The reasons are not far to seek. The country has been liberalising its FDI policy in small doses, in relation to the changing business environment. In a globalising world, there is intense competition among countries to maximise FDI inflows. The degree of success of a host country depends critically on its ability to create a favourable business environment for foreign investors, by providing better infrastructure and a hassle-free policy regime. In other words, what India needs is a pro-active policy if it wants to attract more FDI.
Unfortunately, the infrastructure, be it power, ports, roads or civil aviation, continues to be pathetic. There is considerable improvement in telecom services, but not in rural areas though. Economic reforms face frequent roadblocks and prolonged periods of suspension. Even where approvals are granted, the bloated bureaucracy hampers implementation. Consequently, only about 25 per cent of FDI approvals translate into investments. The number of casualties with respect to approved proposals is quite high. Withdrawals, even after setting up of joint ventures, are not uncommon.
In a damning indictment on the prevailing business environment, Mr Paul O'Neill who was in the country as the US Treasury Secretary (he has since resigned) recently to attend the Conference of Finance Ministers of Group-20 countries, said that honest businessmen and investors are shying away from India because of widespread corruption and bribery. "India should reduce trade barriers, improve governance and economic freedom to enhance foreign direct investment and productivity."
According to Mr O'Neill, India's English language skills and democracy should make it a preferred destination for investors over China. However, while US investments in China have gone up from $1.25 billion in 1997 to $1.6 billion in 2000, those to India have declined from $737 million to $336 million over the same period. "No one wants to spend time and capital fighting a system that is unfriendly to success and fears competition."
Similar views have been expressed by some of the renowned international institutions too. The World Bank's World Business Environment Survey, for instance, finds that in India managements spend as much as 16 per cent of their time dealing with government officials. Areas that have been identified as particularly in need of reform include curbing corruption, improving the effective implementation of government policies and infrastructure.

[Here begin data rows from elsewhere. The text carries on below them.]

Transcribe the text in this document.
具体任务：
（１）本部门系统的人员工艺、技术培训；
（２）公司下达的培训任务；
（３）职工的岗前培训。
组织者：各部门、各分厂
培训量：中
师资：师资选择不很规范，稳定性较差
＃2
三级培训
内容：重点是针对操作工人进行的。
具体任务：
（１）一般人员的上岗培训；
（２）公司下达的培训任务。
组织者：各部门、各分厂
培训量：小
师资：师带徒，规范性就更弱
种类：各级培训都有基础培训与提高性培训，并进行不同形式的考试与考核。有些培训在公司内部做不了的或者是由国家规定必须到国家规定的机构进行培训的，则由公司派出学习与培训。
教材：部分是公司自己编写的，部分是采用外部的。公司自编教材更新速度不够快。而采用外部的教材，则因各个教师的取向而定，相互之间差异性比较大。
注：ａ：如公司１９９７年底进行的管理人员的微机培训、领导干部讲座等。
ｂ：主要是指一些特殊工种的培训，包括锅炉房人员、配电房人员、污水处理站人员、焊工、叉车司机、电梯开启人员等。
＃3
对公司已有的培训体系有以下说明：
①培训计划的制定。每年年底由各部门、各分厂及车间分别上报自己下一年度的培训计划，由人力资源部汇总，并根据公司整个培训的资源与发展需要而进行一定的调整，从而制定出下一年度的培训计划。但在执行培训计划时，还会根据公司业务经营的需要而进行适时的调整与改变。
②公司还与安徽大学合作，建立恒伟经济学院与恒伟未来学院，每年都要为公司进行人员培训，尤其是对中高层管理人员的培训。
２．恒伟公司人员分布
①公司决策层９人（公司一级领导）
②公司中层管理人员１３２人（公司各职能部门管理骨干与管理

Last year, McKinsey, in its report "Achieving a quantum leap in India's foreign direct investment" (prepared for the American Chamber of Commerce in India), had stated that India has the potential to attract $100 billion FDI in the next five years, at the rate of $20 billion a year, enhancing thereby the country's GDP growth rate to over 8 per cent per annum. The report also states that in such a scenario, the country would also see over one million jobs being created every year. The report suggests removal of sector-specific barriers, relaxation in foreign ownership restrictions and reduction of red tape, which alone would attract $43 billion FDI. Further, another $49 billion FDI could come through the privatisation programmes.
Recently, the N. K. Singh-led Steering Committee on Foreign Direct Investment recommended raising FDI caps in a host of sectors and an overhauling of strategy. However, it favours only 49 per cent foreign equity in some sectors and is, surprisingly, opposed to FDI in the retail sector in view of the likely impact on employment potential.
Yet again, the policy-makers appear excessively cautious, as if foreign investors are queuing up to invest in India.
If the past is any indicator, merely raising the FDI cap or expanding the list of industries under automatic approval will not open the FDI floodgates. More important is the removal of procedural hurdles, setting up a transparent mechanism and a proper legal framework.